Première tempête. Je comprends rien au stationnement d'hiver à Ottawa. Contravention.
Coincée dans la neige. Pourquoi c'est le matin que je décide de porter une jupe, d'ailleurs? Et comment ça se fait que j'ai pas de pelle dans ma voiture? Une série de bonnes questions sans réponse.
Corollaire: un trou dans ma jupe. Pas un trou, une déchirure. Heureusement que je n'avais qu'une rencontre téléphonique qui n'a jamais eu lieu.
Finalement, j'ai passé une soirée à tenter de comprendre où je pouvais me stationner avant de constater que la ville d'Ottawa avait levé l'interdiction de stationnement puisque le déneigement est terminé. Allez savoir si ça signifie que je peux me stationner dans ma rue qui n'est pas du tout déneigée... Mystère!
J'ai voulu me récompenser en visitant la librairie Soleil. J'ai trouvé deux recueils de poésie franco-canadienne que je ne trouvais pas au Québec.
À la caisse je constate que je n'ai pas de porte-monnaie (non mais quand ça va mal!).
À 30 minutes de la fermeture je reviens dans la librairie...
Et je gèle dans l'entrée. Martine Saint-Clair au haut-parleur dans une librairie, je pense que ça ne m'était jamais arrivé. Et pas n'importe quelle Martine Saint-Clair. MA Martine Saint-Clair, celle de moi qui a 9 ans. Qui chante avec Nicole Martin cette chanson que je ne pensais même pas qui existait encore, «Je l'aime». Qui joue au fond de moi. Que je connais par coeur.

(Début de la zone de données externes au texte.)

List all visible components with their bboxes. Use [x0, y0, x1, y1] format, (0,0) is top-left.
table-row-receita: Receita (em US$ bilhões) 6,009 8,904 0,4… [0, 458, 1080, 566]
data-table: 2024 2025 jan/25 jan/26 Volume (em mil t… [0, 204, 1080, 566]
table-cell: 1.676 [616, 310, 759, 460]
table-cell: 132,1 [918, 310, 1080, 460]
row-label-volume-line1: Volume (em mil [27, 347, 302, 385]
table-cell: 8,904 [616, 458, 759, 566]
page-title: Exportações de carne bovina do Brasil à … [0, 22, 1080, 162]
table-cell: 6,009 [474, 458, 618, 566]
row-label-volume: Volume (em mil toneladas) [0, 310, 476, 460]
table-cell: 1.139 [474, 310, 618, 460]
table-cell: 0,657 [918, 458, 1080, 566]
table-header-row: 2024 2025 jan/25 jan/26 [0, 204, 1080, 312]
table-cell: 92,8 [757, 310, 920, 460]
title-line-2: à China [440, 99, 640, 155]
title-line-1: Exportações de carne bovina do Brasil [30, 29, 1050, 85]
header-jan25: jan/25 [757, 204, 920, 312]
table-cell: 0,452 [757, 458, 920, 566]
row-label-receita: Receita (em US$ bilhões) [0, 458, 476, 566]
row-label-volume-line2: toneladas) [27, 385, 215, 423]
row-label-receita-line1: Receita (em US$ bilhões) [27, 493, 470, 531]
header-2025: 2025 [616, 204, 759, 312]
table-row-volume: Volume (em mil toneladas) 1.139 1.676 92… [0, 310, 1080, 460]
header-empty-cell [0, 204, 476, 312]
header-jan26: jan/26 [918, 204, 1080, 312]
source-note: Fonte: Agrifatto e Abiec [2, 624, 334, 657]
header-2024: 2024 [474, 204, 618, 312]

Avec Sophie on a enregistré ce disque sur de vieilles cassettes. Vous savez, on strappait le trou de la cassette au scotch tape pour faire une enregistrement de qualité médiocre. Cette chanson est la dernière de la face A et elle coupe avant la fin. Je pense que c'est pour ça que je l'aime tant, parce qu'elle s'arrête abruptement juste au moment où l'émotion monte crescendo.
9 ans. Je suis romantique à mort. J'ai tellement besoin d'amour que je m'en déchirerais le foie. J'ai tellement besoin d'amour que je gère ça tout croche, comme une adulte que je ne suis pas. J'ai tellement besoin d'amour que je me shoote à l'intensité sur un beat de synthé.
J'ai 9 ans, je trouve que je n'ai pas de chance en général, et il me semble que tout serait plus simple si j'étais blonde.
J'ai eu envie de m'asseoir là, dans l'entrée, sur le tapis détrempé des restes gadoue d'une tempête, et de pleurer ce qui me reste encore d'humidité. Ce que je n'aurais pas encore pleuré, par hasard, par oubli, ou par lâcheté, dans le si beau chemin qui m'a mené de 9 à 30 ans.
Je me suis rappelée que des recueils de poésie m'attendaient à la caisse à l'arrière. Que les années 80 étaient finies et que maintenant j'avais des goûts raffinés. Une femme épanouie, qu'ils disent.
Épanouie certes, et pourtant pas si loin de mes 9 ans.
Le foie en lambeau et le coeur au verso.